In the course of the day I managed to drop my old glasses, and broke the frame, which was convenient in that it saved any question of trying to use the frame again (which I did the last time I had a change of prescription). The nice young optometrist looked at it and said it had been a nice frame once – all the rage about the time he was starting work twenty years ago.

the frig

Men are wonderful inventions – X gaily went off leaving the refrigerator full of an odd chunk of bread and a bit of cheese and various jugs of orange and milk – I suppose he hoped Y would deal with it, or perhaps he imagined it would keep for a month. The house seems to be having the clean-up that can’t be managed when he is there, and the sheds have lost a lot of treasures by my unkindly hand. 16 old tobacco tins for storing hypothetical screws and nails went quite firmly… I hope he doesn’t notice that a pair of waders that had rotted over the bunion spots have gone from the shed as I am sure they were very treasured but weren’t ever used judging by the spiders and cobwebs surrounding them.
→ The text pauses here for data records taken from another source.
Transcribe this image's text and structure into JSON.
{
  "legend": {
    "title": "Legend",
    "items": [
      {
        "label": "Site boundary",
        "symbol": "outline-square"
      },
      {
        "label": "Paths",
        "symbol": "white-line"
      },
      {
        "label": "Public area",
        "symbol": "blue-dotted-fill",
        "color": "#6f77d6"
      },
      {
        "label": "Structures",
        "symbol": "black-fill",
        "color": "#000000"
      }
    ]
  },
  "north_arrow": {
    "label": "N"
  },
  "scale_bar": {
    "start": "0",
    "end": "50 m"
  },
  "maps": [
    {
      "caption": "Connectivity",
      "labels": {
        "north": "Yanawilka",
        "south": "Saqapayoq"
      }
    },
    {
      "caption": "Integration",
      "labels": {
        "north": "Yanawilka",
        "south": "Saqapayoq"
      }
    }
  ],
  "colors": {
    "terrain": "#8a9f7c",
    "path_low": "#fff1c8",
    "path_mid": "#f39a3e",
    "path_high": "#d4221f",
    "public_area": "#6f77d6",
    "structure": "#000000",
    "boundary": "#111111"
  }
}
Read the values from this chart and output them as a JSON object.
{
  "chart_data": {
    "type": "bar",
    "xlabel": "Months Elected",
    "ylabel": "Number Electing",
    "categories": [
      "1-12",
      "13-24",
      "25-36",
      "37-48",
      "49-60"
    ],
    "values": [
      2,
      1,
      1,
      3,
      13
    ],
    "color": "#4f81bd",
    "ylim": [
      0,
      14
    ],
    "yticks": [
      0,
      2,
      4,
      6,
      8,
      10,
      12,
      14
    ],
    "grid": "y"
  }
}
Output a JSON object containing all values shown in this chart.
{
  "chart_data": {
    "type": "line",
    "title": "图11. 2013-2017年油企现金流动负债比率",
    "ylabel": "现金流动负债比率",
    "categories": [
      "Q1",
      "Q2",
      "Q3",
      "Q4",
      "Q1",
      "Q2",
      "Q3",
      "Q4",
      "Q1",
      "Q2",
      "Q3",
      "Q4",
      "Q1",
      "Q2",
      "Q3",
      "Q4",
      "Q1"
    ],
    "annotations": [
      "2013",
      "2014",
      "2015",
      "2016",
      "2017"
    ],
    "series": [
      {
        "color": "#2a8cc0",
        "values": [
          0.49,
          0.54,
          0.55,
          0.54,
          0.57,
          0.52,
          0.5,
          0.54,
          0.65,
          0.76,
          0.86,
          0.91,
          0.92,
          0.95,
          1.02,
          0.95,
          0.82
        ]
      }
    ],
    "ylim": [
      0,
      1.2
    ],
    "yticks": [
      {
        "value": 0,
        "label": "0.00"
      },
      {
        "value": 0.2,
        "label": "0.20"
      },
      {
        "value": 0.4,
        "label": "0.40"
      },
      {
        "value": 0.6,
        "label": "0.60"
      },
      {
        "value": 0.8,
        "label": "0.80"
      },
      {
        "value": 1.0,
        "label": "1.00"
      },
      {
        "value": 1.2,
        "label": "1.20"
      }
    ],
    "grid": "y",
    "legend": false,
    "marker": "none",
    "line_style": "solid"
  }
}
Second childishness & mere oblivion

“This place is much like an open prison – full of dotty confused people – luckily I get taken out quite a lot. Nearly all the carers and nurses here are nice and just one or two sadists.”

the volunteer choir visits the care home at Christmas
carol singing at the care home

“… the carol singers form only at Christmas and go to various elderly people’s homes in the fortnight before Christmas. This has been rewarding and depressing. Today we went to a dementia wing, to entertain the residents. Half of our audience appeared to be asleep, but the other half really seemed to enjoy it, and were quite attentive. I hope they did, as it must be very boring for them many days.”

“…heard from X today and we are rather glad to hear that he plans to give up the estate – although it is lovely and proved an immense interest for him I do think perhaps it will shortly be a bit much – if he is getting as old as we are as quickly, if you see what I mean!”

“I nearly settled on a Help the Aged flat at X but fortunately they had all gone by the time I got around to writing, as I then began to feel better and couldn’t imagine why I wanted nothing at all to do and a warden to summon when in extremis!”

“Everything seems to happen! I am now in X Nursing Home… Forgive me for not writing – all happened so quickly – I will get in touch – please don’t forget me.”